"Tag 14" – Eine Geschichte von Romina Kreuter - Young Circle

«Tag 14» – Eine Geschichte von Romina Kreuter

Member Stories 2024

«Tag 14» – Eine Geschichte von Romina Kreuter

In einem emotionalen Dilemma steht Betty vor der Entscheidung, ob sie das Leben ihres Ehemanns James, der seit 14 Tagen im Koma liegt, beenden soll, nachdem ihre Beziehung durch Betrug und Missverständnisse zerrüttet wurde. Während sie die Last dieser schweren Wahl trägt, muss sie sich mit der schmerzlichen Realität ihrer Vergangenheit und der schwindenden Hoffnung auf eine zweite Chance auseinandersetzen.

Die unausgesprochenen Worte schreien lauter als alles andere.

Aber wenn er vor mir liegt, hilflos ans Bett gefesselt, mit Schläuchen aus jeder Körperöffnung, weiss ich nicht, was ich denken soll.

Heute ist Tag 14.

Seit 14 Tagen liegt James im Koma.
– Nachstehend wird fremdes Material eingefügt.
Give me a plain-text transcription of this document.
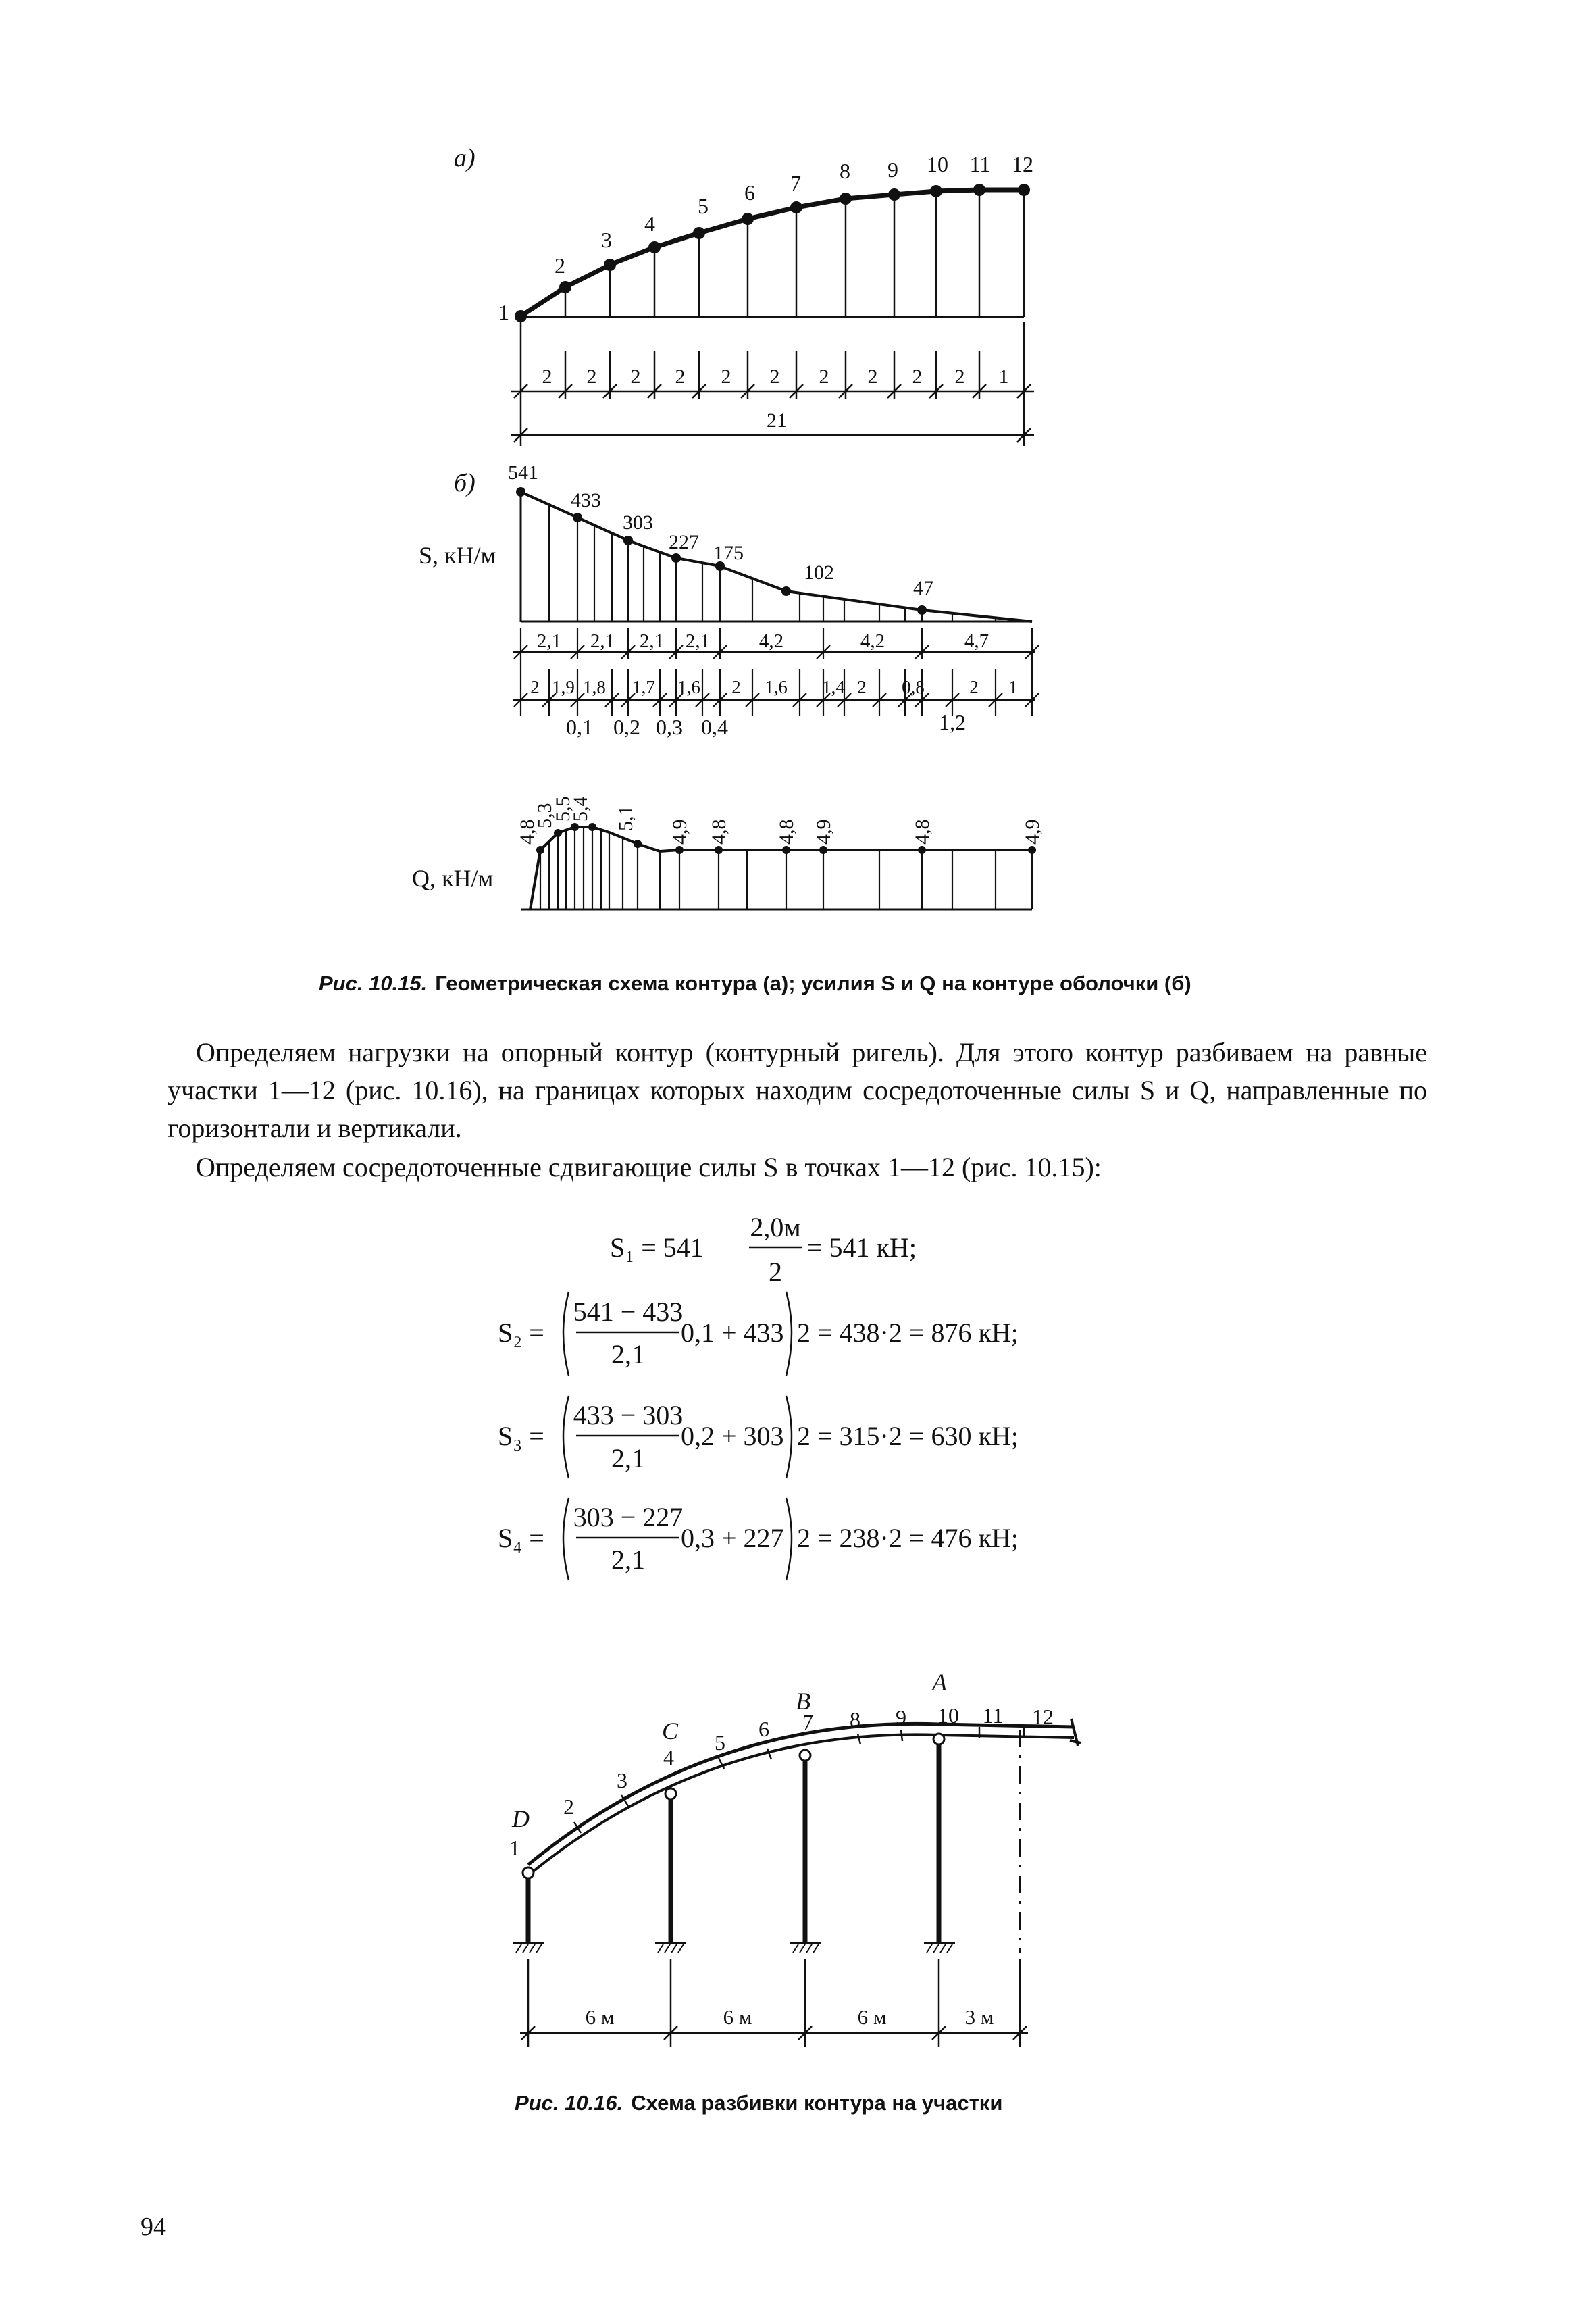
а)
1
2
3
4
5
6 7 8 9 10 11 12
2 2 2 2 2 2 2 2 2 2 1
21
б)
S, кН/м
541
433
303
227 175
102
47
2,1 2,1 2,1 2,1	4,2	4,2	4,7
2 1,9 1,8 1,7 1,6 2 1,6 1,4 2 0,8 2 1
0,1 0,2 0,3 0,4	1,2
Q, кН/м
4,8
5,3
5,5
5,4 5,1
4,9 4,8 4,8 4,9	4,8	4,9
Рис. 10.15. Геометрическая схема контура (а); усилия S и Q на контуре оболочки (б)
D
C
B
A
1
2
3
4
5
6 7 8 9 10 11 12
6 м	6 м	6 м	3 м
Рис. 10.16. Схема разбивки контура на участки
S₁ = 541
2,0м
2
= 541 кН;
S₂ =
541 − 433
2,1
0,1 + 433 2 = 438·2 = 876 кН;
S₃ =
433 − 303
2,1
0,2 + 303 2 = 315·2 = 630 кН;
S₄ =
303 − 227
2,1
0,3 + 227 2 = 238·2 = 476 кН;
94

Определяем нагрузки на опорный контур (контурный ригель). Для этого контур разбиваем на равные участки 1—12 (рис. 10.16), на границах которых находим сосредоточенные силы S и Q, направленные по горизонтали и вертикали.

Определяем сосредоточенные сдвигающие силы S в точках 1—12 (рис. 10.15):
Zwei Wochen sind vergangen, seit er von einem Bus angefahren wurde. Wir hatten seit Monaten nicht miteinander gesprochen, aber der Klang seines Namens stach mir ins Herz, als die Krankenschwester mir am Telefon sagte: «Ihr Ehemann James Price ist in einen schweren Unfall verwickelt!»

Was sollte ich anderes tun, als ins Krankenhaus zu eilen?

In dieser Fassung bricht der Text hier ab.